I like music a lot. Madonna is a far better singer than I am, and surely deserves something for her talent, but I don’t care for her music. In my opinion, Johnny Cash was far more talented, made music I love, but earned less money.

However, I think Jonas Salk was far more important and useful for society than both Madonna and Johnny Cash combined.

As someone who doesn’t enjoy sports at all, I can’t fathom why anyone would pay even a cent to see someone throw a ball and run after it.

In MY perfect world, the level of wealth, groupies, and adulation would be distributed in the following order:

Jonas Salk—>Johnny Cash—>Madonna—>Athlete of the Moment.

But, there’s a catch to all this. If my neighbor likes going to baseball games, and his wife likes going to Madonna concerts, what am I supposed to do?

The world isn’t mine, and my neighbor (fortunately) has just as much right as I do to choose where he spends his money.

I could try to have my neighbors killed off so all the people who like baseball games would be dead, then baseball players would earn very little—didn’t the Nazis already try something like that?

I could try to raise the minimum wage for scientists, and cap the salary of singers and baseball players—didn’t the Communists already try something like that?

The free market doesn’t think or feel—it just represents what society wants. Apparently, we just love baseball and Madonna, and scientists like Jonas Salk are boring.

If you think this should change, how would you propose to do it?

What if your proposed changes ended up with my neighbor being unable to attend Madonna concerts, would that be fair?

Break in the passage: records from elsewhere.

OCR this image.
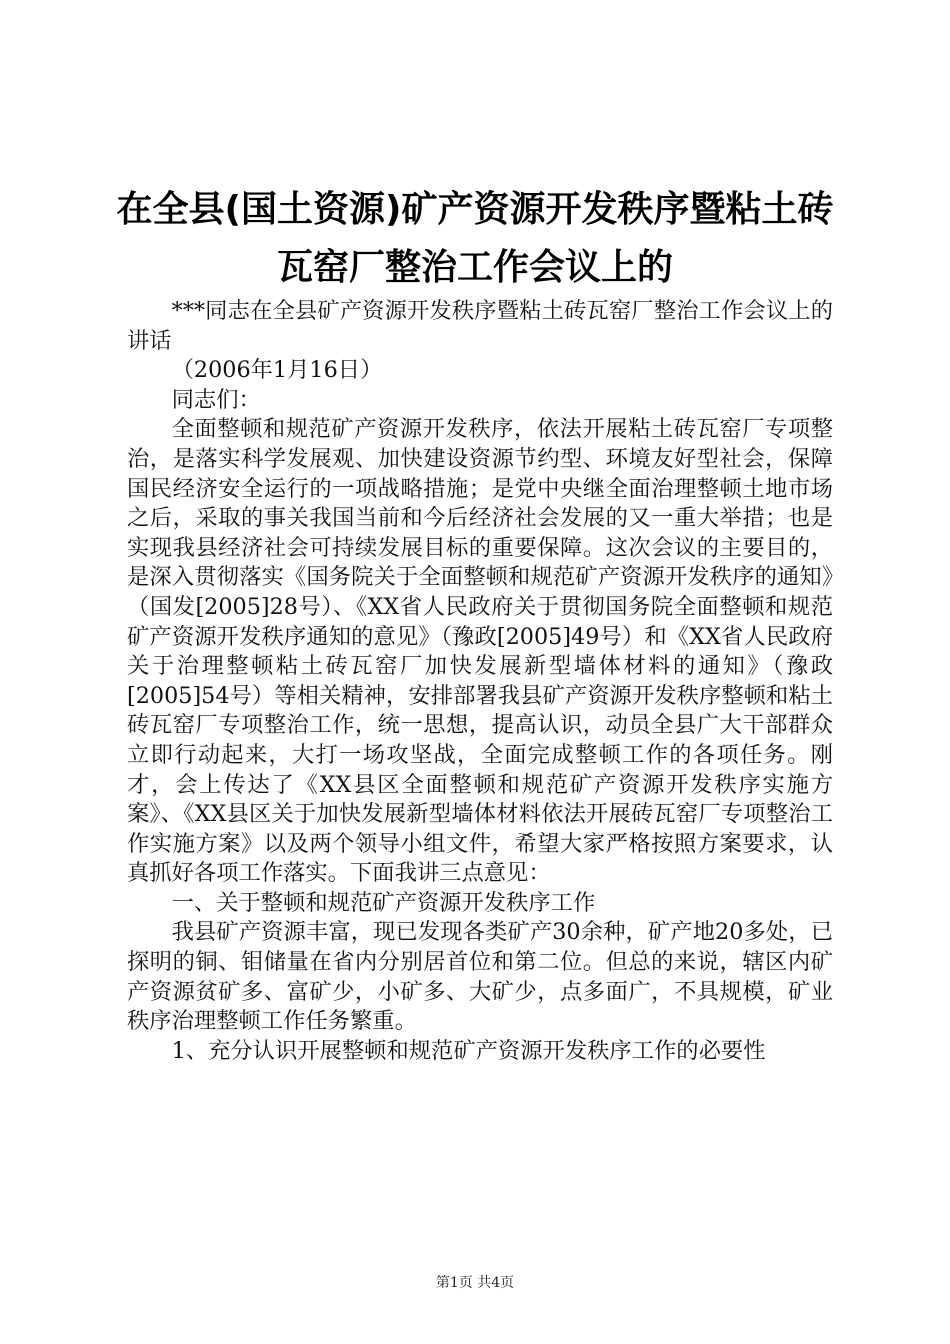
在全县(国土资源)矿产资源开发秩序暨粘土砖
瓦窑厂整治工作会议上的

***同志在全县矿产资源开发秩序暨粘土砖瓦窑厂整治工作会议上的讲话

（2006年1月16日）

同志们：

全面整顿和规范矿产资源开发秩序，依法开展粘土砖瓦窑厂专项整治，是落实科学发展观、加快建设资源节约型、环境友好型社会，保障国民经济安全运行的一项战略措施；是党中央继全面治理整顿土地市场之后，采取的事关我国当前和今后经济社会发展的又一重大举措；也是实现我县经济社会可持续发展目标的重要保障。这次会议的主要目的，是深入贯彻落实《国务院关于全面整顿和规范矿产资源开发秩序的通知》（国发[2005]28号）、《XX省人民政府关于贯彻国务院全面整顿和规范矿产资源开发秩序通知的意见》（豫政[2005]49号）和《XX省人民政府关于治理整顿粘土砖瓦窑厂加快发展新型墙体材料的通知》（豫政[2005]54号）等相关精神，安排部署我县矿产资源开发秩序整顿和粘土砖瓦窑厂专项整治工作，统一思想，提高认识，动员全县广大干部群众立即行动起来，大打一场攻坚战，全面完成整顿工作的各项任务。刚才，会上传达了《XX县区全面整顿和规范矿产资源开发秩序实施方案》、《XX县区关于加快发展新型墙体材料依法开展砖瓦窑厂专项整治工作实施方案》以及两个领导小组文件，希望大家严格按照方案要求，认真抓好各项工作落实。下面我讲三点意见：

一、关于整顿和规范矿产资源开发秩序工作

我县矿产资源丰富，现已发现各类矿产30余种，矿产地20多处，已探明的铜、钼储量在省内分别居首位和第二位。但总的来说，辖区内矿产资源贫矿多、富矿少，小矿多、大矿少，点多面广，不具规模，矿业秩序治理整顿工作任务繁重。

1、充分认识开展整顿和规范矿产资源开发秩序工作的必要性

第1页 共4页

One more thing I think people forget when considering some people with high salaries, is that these high-paying jobs have less chance of success.

–If I strive to learn how to play soccer and become a well-known professional player, the odds are stacked against me. I might hurt myself trying, I might be not quite as good as the players on the other team, and there must be literally hundreds of other good soccer players “applying” for the same job as I am. I’ll be taking a chance at being rich, with a good chance of being penniless. Maybe a 1% chance (or less!) at making millions.

–If I strive to be a cook ad McDonald’s, there’s a good chance I’ll get the job immediately after filling out an application and having a short interview with the manager. The cooking style at McDonald’s is such that any reasonable person can do it correctly, and be a “successfull” cook, although it doesn’t pay well. It doesn’t pay as well as David Beckham’s job, but I probably have a 99% guarantee of success.

It’s kind of like choosing how to invest your money. You could put it in a basic savings account which has essentially no risk, is very convenient, but pays little interest. Or, you could invest in a very risky stock which might pay a whole lot.

Just like most of us put our money somewhere in between a savings account and the stock market, most of us also choose and strive for a career somewhere between minimum-wage line cook and millionaire soccer player.

No it wouldn’t be fair to improve your neighbors life by stopping her from going to a Madonna concert.

“Jonas Salk—>Johnny Cash—>Madonna—>Athlete of the Moment.”

That pretty well sums up my point. When athlete of the moment outranks Jonas Salk, clearly there is something terribly astray.

End of thread

No, it doesn’t follow based on what you desire. If more people are willing to give their money to the Athlete of the Moment, then why is something astray?